Whether we agree or not — and we don’t — the fact is that we’ve come to accept as brothers and sisters those among us who care not a whit for the most basic Jewish laws and values. Strange then to despise or dismiss Satmar for anti-Zionism at a time when non-Zionism and post-Zionism have become accepted by so many of us.…

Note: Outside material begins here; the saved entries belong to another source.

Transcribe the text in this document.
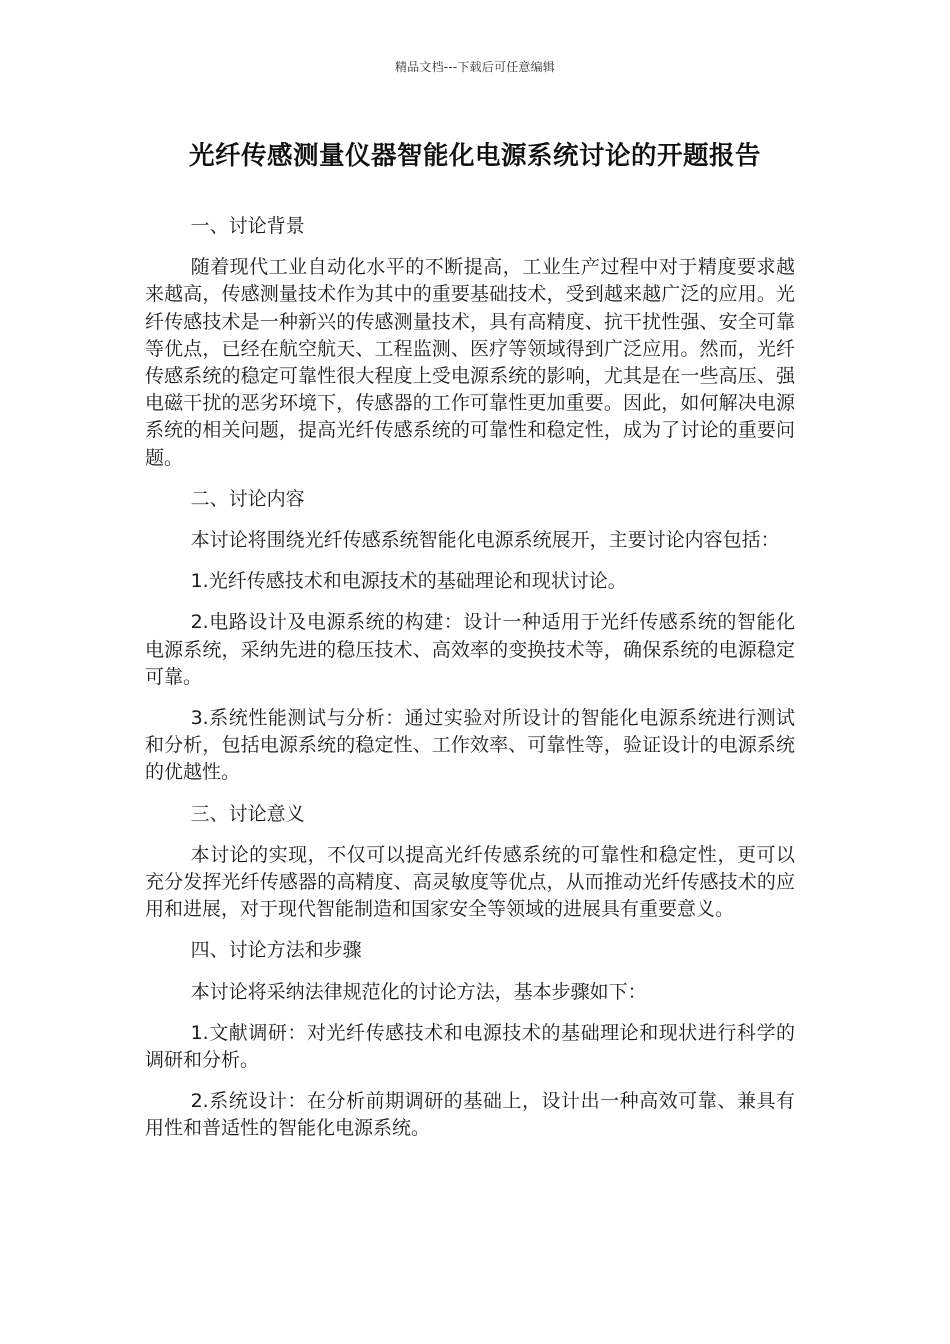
精品文档---下载后可任意编辑
光纤传感测量仪器智能化电源系统讨论的开题报告

一、讨论背景

随着现代工业自动化水平的不断提高，工业生产过程中对于精度要求越来越高，传感测量技术作为其中的重要基础技术，受到越来越广泛的应用。光纤传感技术是一种新兴的传感测量技术，具有高精度、抗干扰性强、安全可靠等优点，已经在航空航天、工程监测、医疗等领域得到广泛应用。然而，光纤传感系统的稳定可靠性很大程度上受电源系统的影响，尤其是在一些高压、强电磁干扰的恶劣环境下，传感器的工作可靠性更加重要。因此，如何解决电源系统的相关问题，提高光纤传感系统的可靠性和稳定性，成为了讨论的重要问题。

二、讨论内容

本讨论将围绕光纤传感系统智能化电源系统展开，主要讨论内容包括：

1.光纤传感技术和电源技术的基础理论和现状讨论。

2.电路设计及电源系统的构建：设计一种适用于光纤传感系统的智能化电源系统，采纳先进的稳压技术、高效率的变换技术等，确保系统的电源稳定可靠。

3.系统性能测试与分析：通过实验对所设计的智能化电源系统进行测试和分析，包括电源系统的稳定性、工作效率、可靠性等，验证设计的电源系统的优越性。

三、讨论意义

本讨论的实现，不仅可以提高光纤传感系统的可靠性和稳定性，更可以充分发挥光纤传感器的高精度、高灵敏度等优点，从而推动光纤传感技术的应用和进展，对于现代智能制造和国家安全等领域的进展具有重要意义。

四、讨论方法和步骤

本讨论将采纳法律规范化的讨论方法，基本步骤如下：

1.文献调研：对光纤传感技术和电源技术的基础理论和现状进行科学的调研和分析。

2.系统设计：在分析前期调研的基础上，设计出一种高效可靠、兼具有用性和普适性的智能化电源系统。
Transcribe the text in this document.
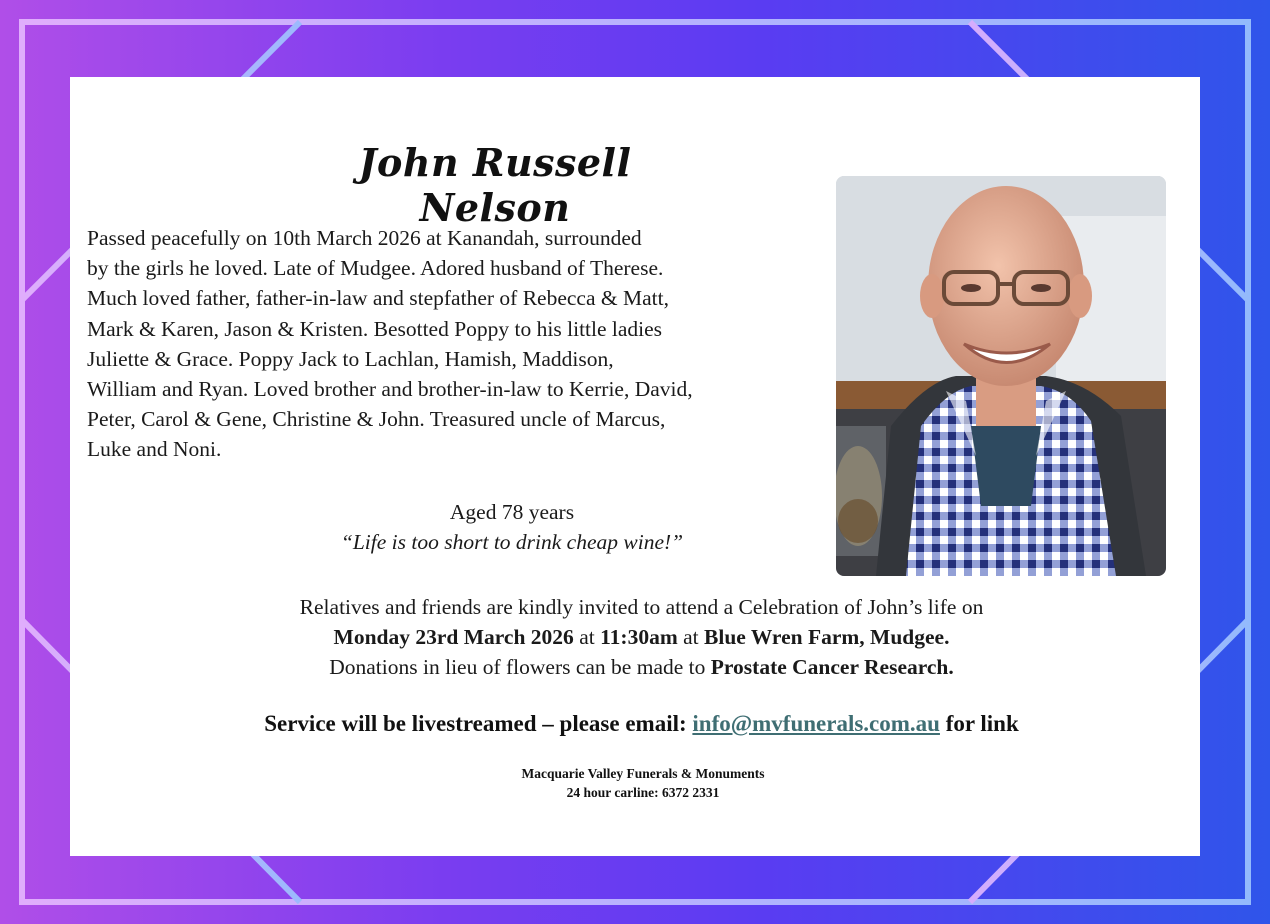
John Russell Nelson

Passed peacefully on 10th March 2026 at Kanandah, surrounded
by the girls he loved. Late of Mudgee. Adored husband of Therese.
Much loved father, father-in-law and stepfather of Rebecca & Matt,
Mark & Karen, Jason & Kristen. Besotted Poppy to his little ladies
Juliette & Grace. Poppy Jack to Lachlan, Hamish, Maddison,
William and Ryan. Loved brother and brother-in-law to Kerrie, David,
Peter, Carol & Gene, Christine & John. Treasured uncle of Marcus,
Luke and Noni.

Aged 78 years
“Life is too short to drink cheap wine!”
Relatives and friends are kindly invited to attend a Celebration of John’s life on
Monday 23rd March 2026 at 11:30am at Blue Wren Farm, Mudgee.
Donations in lieu of flowers can be made to Prostate Cancer Research.
Service will be livestreamed – please email: info@mvfunerals.com.au for link
Macquarie Valley Funerals & Monuments
24 hour carline: 6372 2331
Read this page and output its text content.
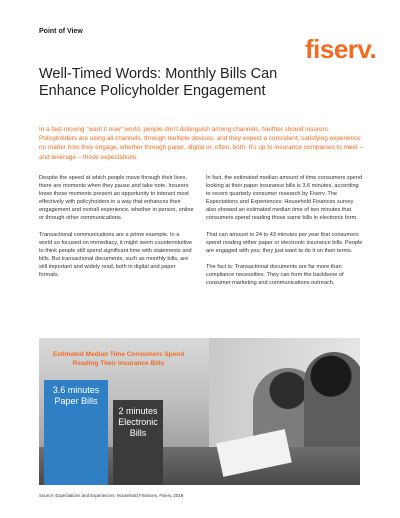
Point of View
fiserv.
Well-Timed Words: Monthly Bills Can Enhance Policyholder Engagement
In a fast-moving "want it now" world, people don't distinguish among channels. Neither should insurers. Policyholders are using all channels, through multiple devices, and they expect a consistent, satisfying experience no matter how they engage, whether through paper, digital or, often, both. It's up to insurance companies to meet – and leverage – those expectations.

Despite the speed at which people move through their lives, there are moments when they pause and take note. Insurers know those moments present an opportunity to interact most effectively with policyholders in a way that enhances their engagement and overall experience, whether in person, online or through other communications.

Transactional communications are a prime example. In a world so focused on immediacy, it might seem counterintuitive to think people still spend significant time with statements and bills. But transactional documents, such as monthly bills, are still important and widely read, both in digital and paper formats.

In fact, the estimated median amount of time consumers spend looking at their paper insurance bills is 3.6 minutes, according to recent quarterly consumer research by Fiserv. The Expectations and Experiences: Household Finances survey also showed an estimated median time of two minutes that consumers spend reading those same bills in electronic form.

That can amount to 24 to 43 minutes per year that consumers spend reading either paper or electronic insurance bills. People are engaged with you; they just want to do it on their terms.

The fact is: Transactional documents are far more than compliance necessities. They can form the backbone of consumer marketing and communications outreach.

Estimated Median Time Consumers Spend Reading Their Insurance Bills
3.6 minutes
Paper Bills
2 minutes
Electronic Bills
Source: Expectations and Experiences: Household Finances, Fiserv, 2018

And this is true in Jerusalem, as well, where, for many years the Satmar sponsored soup kitchen was the best and largest in the city. I worked with several American olim who fell on hard times and had no one to turn to. Invariably, they would go to Chabad’s (New City) soup kitchen and then Satmar’s. All made Satmar their home after a few days of trying out both. Satmar helped them with food, with warm clothes, and often with a bed for a night or two. Chabad did none of those things, other than food. On the other hand, all liked the the non-official Kotel Chabad soup kitchen that ran on Shabbos and Yom Tov, becuase the baal habayit was a kind, gentle man who gave from the heart. But official Chaabd was largely set up to serve Chabadniks. In my time in Israel, that is exactly what they did. Even non-Hebrew, non-Yiddish-speaking Chabd olim felt shut out.
There are lots of problems with Satmar – we can all see that. Hessed is not one of them.